Francesca Lalanne explores identity, relationships, and the epic personal journey in her paintings, sculptures, drawings, installations, and videos. A crudely formed human figure is consistently a central aspect in her work. The monolithic, powerful vessel-form is often depicted with a little void cut in the belly, perhaps indicating a soul's reliquary or a marker of never-settled human striving. In the body of work in this show, "Crusader," several shimmering golden figures lie prone, with unplugged electric cords trailing from them.

"Know Your Worth — Homage to Frida Kahlo's Wounded Deer" is a mixed-media work of a stag leaping in a void, representing the self. "There is always an underlying narrative, fragmented in time and space, which seeks to confront issues about womanhood, vulnerability, sacrifice, strength, relationship, and spirituality," says Lalanne in the provided statement. "I have used my own experiences and the experiences of the women in my family to steer through the series. 'Crusader' is an inner campaign for self-analysis, retrieval, and affirmation."

"Battleship" is a glittering gold figure-vessel with a frosted glass window where the void would usually be found in Lalanne's other works.
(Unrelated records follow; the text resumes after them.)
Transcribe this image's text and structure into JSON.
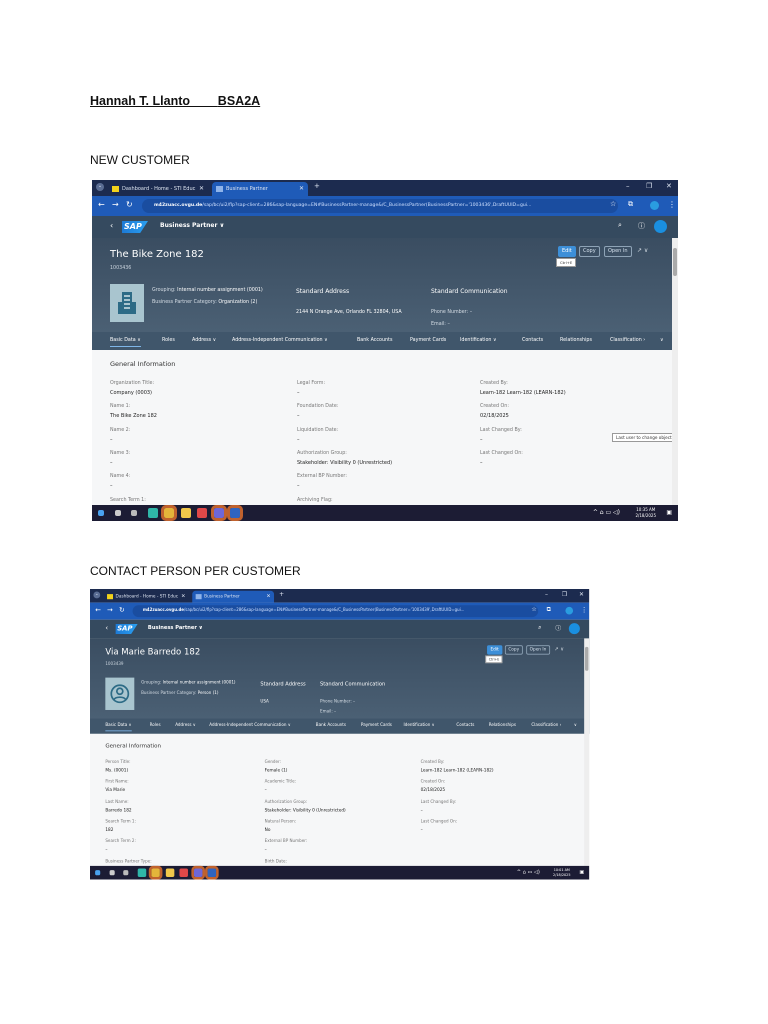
{
  "document": {
    "student_name": "Hannah T. Llanto",
    "section": "BSA2A",
    "heading_1": "NEW CUSTOMER",
    "heading_2": "CONTACT PERSON PER CUSTOMER"
  },
  "screens": [
    {
      "tab_1": "Dashboard - Home - STI Educ",
      "tab_2": "Business Partner",
      "url_domain": "m42zuacc.ovgu.de",
      "url_path": "/sap/bc/ui2/flp?sap-client=286&sap-language=EN#BusinessPartner-manage&/C_BusinessPartner(BusinessPartner='1003436',DraftUUID=gui...",
      "app_title": "Business Partner",
      "title": "The Bike Zone 182",
      "bp_id": "1003436",
      "avatar_icon": "building-icon",
      "grouping_label": "Grouping:",
      "grouping_value": "Internal number assignment (0001)",
      "category_label": "Business Partner Category:",
      "category_value": "Organization (2)",
      "std_address_heading": "Standard Address",
      "std_address_value": "2144 N Orange Ave, Orlando FL 32804, USA",
      "std_comm_heading": "Standard Communication",
      "phone": "Phone Number: –",
      "email": "Email: –",
      "btn_edit": "Edit",
      "btn_copy": "Copy",
      "btn_open": "Open In",
      "edit_tooltip": "Ctrl+E",
      "field_tooltip": "Last user to change object",
      "nav": [
        "Basic Data ∨",
        "Roles",
        "Address ∨",
        "Address-Independent Communication ∨",
        "Bank Accounts",
        "Payment Cards",
        "Identification ∨",
        "Contacts",
        "Relationships",
        "Classification ›"
      ],
      "section": "General Information",
      "columns": [
        [
          [
            "Organization Title:",
            "Company (0003)"
          ],
          [
            "Name 1:",
            "The Bike Zone 182"
          ],
          [
            "Name 2:",
            "–"
          ],
          [
            "Name 3:",
            "–"
          ],
          [
            "Name 4:",
            "–"
          ],
          [
            "Search Term 1:",
            ""
          ]
        ],
        [
          [
            "Legal Form:",
            "–"
          ],
          [
            "Foundation Date:",
            "–"
          ],
          [
            "Liquidation Date:",
            "–"
          ],
          [
            "Authorization Group:",
            "Stakeholder: Visibility 0 (Unrestricted)"
          ],
          [
            "External BP Number:",
            "–"
          ],
          [
            "Archiving Flag:",
            ""
          ]
        ],
        [
          [
            "Created By:",
            "Learn-182 Learn-182 (LEARN-182)"
          ],
          [
            "Created On:",
            "02/18/2025"
          ],
          [
            "Last Changed By:",
            "–"
          ],
          [
            "Last Changed On:",
            "–"
          ]
        ]
      ],
      "time": "10:35 AM",
      "date": "2/18/2025"
    },
    {
      "tab_1": "Dashboard - Home - STI Educ",
      "tab_2": "Business Partner",
      "url_domain": "m42zuacc.ovgu.de",
      "url_path": "/sap/bc/ui2/flp?sap-client=286&sap-language=EN#BusinessPartner-manage&/C_BusinessPartner(BusinessPartner='1003439',DraftUUID=gui...",
      "app_title": "Business Partner",
      "title": "Via Marie Barredo 182",
      "bp_id": "1003439",
      "avatar_icon": "person-icon",
      "grouping_label": "Grouping:",
      "grouping_value": "Internal number assignment (0001)",
      "category_label": "Business Partner Category:",
      "category_value": "Person (1)",
      "std_address_heading": "Standard Address",
      "std_address_value": "USA",
      "std_comm_heading": "Standard Communication",
      "phone": "Phone Number: –",
      "email": "Email: –",
      "btn_edit": "Edit",
      "btn_copy": "Copy",
      "btn_open": "Open In",
      "edit_tooltip": "Ctrl+E",
      "nav": [
        "Basic Data ∨",
        "Roles",
        "Address ∨",
        "Address-Independent Communication ∨",
        "Bank Accounts",
        "Payment Cards",
        "Identification ∨",
        "Contacts",
        "Relationships",
        "Classification ›"
      ],
      "section": "General Information",
      "columns": [
        [
          [
            "Person Title:",
            "Ms. (0001)"
          ],
          [
            "First Name:",
            "Via Marie"
          ],
          [
            "Last Name:",
            "Barredo 182"
          ],
          [
            "Search Term 1:",
            "182"
          ],
          [
            "Search Term 2:",
            "–"
          ],
          [
            "Business Partner Type:",
            ""
          ]
        ],
        [
          [
            "Gender:",
            "Female (1)"
          ],
          [
            "Academic Title:",
            "–"
          ],
          [
            "Authorization Group:",
            "Stakeholder: Visibility 0 (Unrestricted)"
          ],
          [
            "Natural Person:",
            "No"
          ],
          [
            "External BP Number:",
            "–"
          ],
          [
            "Birth Date:",
            ""
          ]
        ],
        [
          [
            "Created By:",
            "Learn-182 Learn-182 (LEARN-182)"
          ],
          [
            "Created On:",
            "02/18/2025"
          ],
          [
            "Last Changed By:",
            "–"
          ],
          [
            "Last Changed On:",
            "–"
          ]
        ]
      ],
      "time": "10:01 AM",
      "date": "2/18/2025"
    }
  ]
}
This figure stars in "Crusade — Part I: Recollection," a four-minute animated video. The right frame stays fairly consistent, with a swinging, pixilated form marking off moments in time, but the left frame takes us on a journey through different territories and connections, with the enigmatic leaping deer never far behind the person-ship.

Resting on low platforms in the center of the gallery space is Kate Roberts' "Cat on a Hot Tin Roof," two white masses of glazed porcelain and slip clay, each resembling some sun-bleached, uprooted organic thing in a state of desiccation. Roberts' work is rife with ruin, and "based on a curiosity of the nature of time," per her artist statement. Roberts says she wishes to "understand the impermanent physicality of an object or idea and our relationship to it."

On a pedestal, "Depression" is a dark, lacy porcelain structure that seems built up out of a bed of delicate black leaves and flowers, but perhaps is also being picked apart by the insistent floral overgrowth. In "Anger," a similarly fragile bit of architecture leans, the home pushed by an insidious, insistent tide of heavy, matte black leaves. Roberts' work is both a concrete snapshot of the fleeting or flowering modes of unrest we experience, and a portrait of the damage those states can cause.

Jennifer Schinzing underscores the beauty and preciousness of all manner of mortal vessels by prominently featuring taxidermy animals in her sculptural works. The shells of birds and small animals sourced from road kill, or unpreventable deaths, are placed lovingly within ornate cases, under decorative bell jars, or on platters surrounded by jewel-like representations of the natural world.

The elegant arrangements of the immortalized forms, combined with glass elements and shrine-like settings, pay tribute to the fragility and beauty of our physical world. In "Dichotomy," two pigeons are mounted directly on the wall, circled by gold frames, and adorned with small glass and gold crowns. "Appurtenance" is a glass-and-wood box in which a duck rests, leathery feet and long neck tucked inward toward an open chest cavity, providing an intimate and surreal peek into the fragile mechanics. It's a metaphor that makes repair seem complicated, but possible with proper skill.

But Schinzing's work is also a metaphor for our cycling through the death of ideas and states, and our capacity for resilience and recreating ourselves. "From every death comes a breath of new life, giving us a glimmer, a feeling of repair," she says in her provided statement. In "Heal," a mourning dove lay on its back, wings outstretched to frame the flames of glass flowers rising from its heart, phoenix like.